Overton, an Austin resident, served with the Army’s 1887th Engineer Aviation Battalion in the Pacific Theater from 1942 to 1945.
He celebrated his 111th birthday with a lunch party at the University of Texas club, which was attended by Austin Mayor Steve Adler and other dignitaries. Overton received many gifts, including an autographed football from the University of Texas, ABC News reported.
The mayor declared May 11 Richard Overton Day and temporarily renamed Hamilton Avenue, where Overton lives, Richard Overton Avenue in his honor.
A GoFundMe campaign in January raised funds to allow Overton to stay in the home where he has lived for more than 70 years since he came home from the war, rather than be moved to an assisted living facility.
“111, that’s pretty old, ain’t it,” Overton said, USA Today reported. “I can still get around, I can still talk, I can still see, I can still walk.” Overton credits “cigars and God” for his longevity, admitting he had already had a few cigars that day.
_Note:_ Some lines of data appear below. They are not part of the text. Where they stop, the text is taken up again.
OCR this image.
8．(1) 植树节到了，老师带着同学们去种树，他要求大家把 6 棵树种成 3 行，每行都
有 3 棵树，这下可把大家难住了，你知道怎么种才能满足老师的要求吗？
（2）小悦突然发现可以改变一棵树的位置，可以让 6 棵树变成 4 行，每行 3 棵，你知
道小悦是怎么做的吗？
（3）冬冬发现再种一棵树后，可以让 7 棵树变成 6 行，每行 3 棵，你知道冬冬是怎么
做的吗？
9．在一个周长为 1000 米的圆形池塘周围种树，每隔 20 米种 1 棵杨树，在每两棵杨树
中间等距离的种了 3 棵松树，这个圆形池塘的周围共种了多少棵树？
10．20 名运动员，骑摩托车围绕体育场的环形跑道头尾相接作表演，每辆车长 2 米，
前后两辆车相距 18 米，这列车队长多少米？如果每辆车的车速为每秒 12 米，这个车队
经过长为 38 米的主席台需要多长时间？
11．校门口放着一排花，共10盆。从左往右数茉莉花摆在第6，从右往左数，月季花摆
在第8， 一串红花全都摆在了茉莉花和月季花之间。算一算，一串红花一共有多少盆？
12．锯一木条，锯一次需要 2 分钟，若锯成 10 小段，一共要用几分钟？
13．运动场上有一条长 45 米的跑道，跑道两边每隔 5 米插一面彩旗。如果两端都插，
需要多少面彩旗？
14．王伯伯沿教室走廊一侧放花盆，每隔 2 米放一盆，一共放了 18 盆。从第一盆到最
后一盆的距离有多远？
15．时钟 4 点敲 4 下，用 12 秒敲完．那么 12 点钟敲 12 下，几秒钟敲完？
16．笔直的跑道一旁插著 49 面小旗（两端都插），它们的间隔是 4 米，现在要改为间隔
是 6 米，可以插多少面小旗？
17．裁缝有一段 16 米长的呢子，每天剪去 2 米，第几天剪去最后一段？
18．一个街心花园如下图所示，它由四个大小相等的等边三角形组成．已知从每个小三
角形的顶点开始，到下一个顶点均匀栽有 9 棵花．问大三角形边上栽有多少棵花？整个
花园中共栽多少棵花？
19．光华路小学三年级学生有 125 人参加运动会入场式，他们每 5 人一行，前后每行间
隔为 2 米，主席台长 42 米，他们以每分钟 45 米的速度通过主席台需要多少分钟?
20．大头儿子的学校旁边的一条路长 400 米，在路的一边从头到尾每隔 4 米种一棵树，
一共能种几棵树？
Overton, a sharpshooter in the war, has been honored numerous times for his service, including for his 107th birthday having breakfast with President Barack Obama in the White House.
Overton was born May 11, 1906, in Bastrop County, Texas, Fox News reported.
Twitter users in his community and from far beyond it shared their appreciation and good wishes with Overton to mark his special day.
@AP Happy Birthday Richard Overton. U are much loved in our state.Hope u see many more years.My aunt lived 2 106. You’re looking good.